2005年に大学を卒業後、吉村さんは別の大学院に進み、沖縄県で研究生活をスタートさせました。独特なカツオ漁法を調査して、人々の技術や工夫、知恵などから自然観をあぶりだし、カツオ漁が地域でどんな位置づけにあるのかなどを研究。文献や資料の分析だけでなく、地域を足で周って人々と交流し、自ら暮らしを楽しむことで、イキイキとした調査を実現してきました。
研究拠点を沖縄から、現在の大気海洋研究所に所属を変え、岩手県大槌町に移住したのが2017年。主にサケの研究を通じて、三陸の人々が海や水産資源とどのように関わって暮らしてきたのかを調査しています。

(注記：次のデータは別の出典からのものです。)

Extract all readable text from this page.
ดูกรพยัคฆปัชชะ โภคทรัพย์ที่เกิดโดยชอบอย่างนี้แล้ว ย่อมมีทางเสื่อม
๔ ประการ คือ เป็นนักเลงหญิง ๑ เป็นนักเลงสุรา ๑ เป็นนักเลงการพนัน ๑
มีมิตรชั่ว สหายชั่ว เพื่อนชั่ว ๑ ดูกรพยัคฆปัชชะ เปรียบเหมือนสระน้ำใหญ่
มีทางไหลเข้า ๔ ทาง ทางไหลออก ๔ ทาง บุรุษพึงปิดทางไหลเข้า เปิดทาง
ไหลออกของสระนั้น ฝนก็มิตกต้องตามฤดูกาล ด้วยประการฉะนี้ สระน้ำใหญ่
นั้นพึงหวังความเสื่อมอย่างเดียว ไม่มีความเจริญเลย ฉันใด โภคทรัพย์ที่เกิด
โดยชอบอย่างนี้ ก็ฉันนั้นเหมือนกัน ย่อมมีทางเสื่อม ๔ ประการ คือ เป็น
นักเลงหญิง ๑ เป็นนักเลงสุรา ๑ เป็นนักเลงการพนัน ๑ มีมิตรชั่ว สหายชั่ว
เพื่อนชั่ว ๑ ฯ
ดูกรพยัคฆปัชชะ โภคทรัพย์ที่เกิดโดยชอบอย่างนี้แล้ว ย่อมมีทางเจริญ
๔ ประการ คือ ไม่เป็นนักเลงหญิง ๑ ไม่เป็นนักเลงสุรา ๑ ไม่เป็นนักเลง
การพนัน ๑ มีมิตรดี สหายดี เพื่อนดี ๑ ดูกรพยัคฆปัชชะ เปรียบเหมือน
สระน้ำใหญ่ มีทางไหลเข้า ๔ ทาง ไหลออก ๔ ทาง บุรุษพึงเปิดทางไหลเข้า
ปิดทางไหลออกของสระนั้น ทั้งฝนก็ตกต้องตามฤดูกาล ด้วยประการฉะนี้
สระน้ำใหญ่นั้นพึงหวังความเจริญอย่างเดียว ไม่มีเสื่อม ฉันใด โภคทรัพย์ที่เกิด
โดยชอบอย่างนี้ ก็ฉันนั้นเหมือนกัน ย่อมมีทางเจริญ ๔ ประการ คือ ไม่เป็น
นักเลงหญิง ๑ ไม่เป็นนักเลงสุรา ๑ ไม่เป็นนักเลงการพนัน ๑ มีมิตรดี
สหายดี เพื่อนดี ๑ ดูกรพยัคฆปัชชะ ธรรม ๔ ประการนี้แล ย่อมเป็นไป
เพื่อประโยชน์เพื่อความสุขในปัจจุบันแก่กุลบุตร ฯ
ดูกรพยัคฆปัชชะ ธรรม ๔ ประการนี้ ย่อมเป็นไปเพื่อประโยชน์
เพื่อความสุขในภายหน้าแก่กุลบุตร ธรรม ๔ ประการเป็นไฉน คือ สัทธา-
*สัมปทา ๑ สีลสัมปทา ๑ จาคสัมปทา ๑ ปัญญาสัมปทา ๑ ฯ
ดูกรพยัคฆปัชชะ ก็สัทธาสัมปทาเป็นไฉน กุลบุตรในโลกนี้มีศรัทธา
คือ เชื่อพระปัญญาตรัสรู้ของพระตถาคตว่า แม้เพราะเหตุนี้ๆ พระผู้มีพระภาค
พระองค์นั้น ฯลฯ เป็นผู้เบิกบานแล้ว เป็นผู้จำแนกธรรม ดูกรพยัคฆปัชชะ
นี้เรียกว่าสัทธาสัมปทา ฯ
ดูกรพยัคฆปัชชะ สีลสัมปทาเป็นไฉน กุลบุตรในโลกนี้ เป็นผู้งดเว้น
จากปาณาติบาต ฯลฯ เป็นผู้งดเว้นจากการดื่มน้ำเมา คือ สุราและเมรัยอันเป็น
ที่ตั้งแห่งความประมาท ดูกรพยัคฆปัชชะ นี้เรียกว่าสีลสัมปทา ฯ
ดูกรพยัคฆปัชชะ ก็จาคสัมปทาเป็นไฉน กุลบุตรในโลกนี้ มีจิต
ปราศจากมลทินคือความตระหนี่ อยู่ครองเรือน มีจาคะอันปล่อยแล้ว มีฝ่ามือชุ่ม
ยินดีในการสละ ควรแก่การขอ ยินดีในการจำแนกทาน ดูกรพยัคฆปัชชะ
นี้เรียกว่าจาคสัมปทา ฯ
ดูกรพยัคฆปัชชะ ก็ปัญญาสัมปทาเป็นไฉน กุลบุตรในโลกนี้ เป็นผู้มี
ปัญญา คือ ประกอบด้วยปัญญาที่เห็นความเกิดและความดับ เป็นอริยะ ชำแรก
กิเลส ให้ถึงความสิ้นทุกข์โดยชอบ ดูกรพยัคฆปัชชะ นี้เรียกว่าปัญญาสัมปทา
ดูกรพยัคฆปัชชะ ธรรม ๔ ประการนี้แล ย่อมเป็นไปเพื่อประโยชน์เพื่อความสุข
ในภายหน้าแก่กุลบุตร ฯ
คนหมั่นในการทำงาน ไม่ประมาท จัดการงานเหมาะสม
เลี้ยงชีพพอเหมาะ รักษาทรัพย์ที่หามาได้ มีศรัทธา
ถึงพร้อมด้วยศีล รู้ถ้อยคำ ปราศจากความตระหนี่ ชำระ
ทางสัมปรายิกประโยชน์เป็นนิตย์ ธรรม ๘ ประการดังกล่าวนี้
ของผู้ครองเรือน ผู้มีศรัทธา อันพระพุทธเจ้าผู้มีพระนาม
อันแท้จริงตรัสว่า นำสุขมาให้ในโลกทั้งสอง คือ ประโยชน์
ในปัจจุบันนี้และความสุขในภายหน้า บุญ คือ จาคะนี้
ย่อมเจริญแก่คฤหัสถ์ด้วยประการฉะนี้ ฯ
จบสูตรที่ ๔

「サケの産地といえば北海道のイメージが強いと思いますが、岩手県全域でも、長く人々の暮らしを支えてきた無くてはならない特産品。北海道とは気候がまったく異なるので、保存方法などの技術だけでなく、三陸特有の生態を有しているといった面白いこともわかっています。また、サケにまつわる地域の伝承などを調べていくと、その土地独特の考え方や風土が浮き彫りになってきますよ」
こうした調査で得られた情報を三陸の子供たちに伝えていくことで、地域文化の継承や地域理解の一助になれれば、と吉村さん。ここは、東日本大震災で甚大な影響を受けたエリア。その活動は、より特別な意味を持っていきます。
子どもたちに地域を伝える
海と希望の学校 in 三陸プロジェクト
現在、吉村さんは『海と希望の学校 in 三陸』プロジェクトに参加。これは、三陸の海に誇りを取り戻し、地域に希望を育むことを目標に大気海洋研究所と社会科学研究所が展開する地域連携プロジェクトで、海沿いに建てられた『おおつち海の勉強室』での活動を中心に、研究者たちと子どもたちが交流を深めています。
『おおつち海の勉強室』には、近隣の海から採取したさまざまな展示物がところ狭しと並び、本物の研究者たちから直接、レクチャーを受けることができます。その日の担当者によって研究分野が異なるため、訪れるたびに違う角度からの解説が受けられるという贅沢な場所。地元の県立大槌高校には海について調べる「はま研究会」が発足、生徒たちが研究の手助けに訪れるなど密接な交流が続いています。
また、プロジェクトでは研究者たちが地元の学校に赴き、出前授業も実施。研究内容の紹介だけでなく、地域の話題を取りあげることで身近に感じられる対話型授業や地域の水産物を題材としたさまざまな実習など、ワクワクするような内容で子どもたちの興味関心を引き出していきます。
実施期間は2022年までとなる『海と希望の学校 in 三陸』プロジェクト。その後については考え中だが、将来的には自身の研究を魚食教育に発展させ、子どもたちに水産業の裾野を広げる活動をしたいと話す吉村さん。温暖化の影響で、全国的に今までと同じ魚がとれなくなってきた昨今。経済活動としては、これからの漁業や戦略についても考えることが急務であり、未利用魚や低利用魚と呼ばれる魚についても、注目していく必要があると言います。
「ある地域ではとれても棄てられてしまう魚が、別の地域では高級魚として扱われているなど。知らないから食べない、ということが往々にしてあるので、いろいろな魚の情報を伝えていくことは重要だと思います」
自身も郷土料理の本や文献を読み、地元の人に話を聞くなどして、おいしい魚の食べ方を探求するのが大好き。これからも研究を研究だけに終わらせず、地域と深くつながって、海と人の暮らしの未来を作る力になりたいと話します。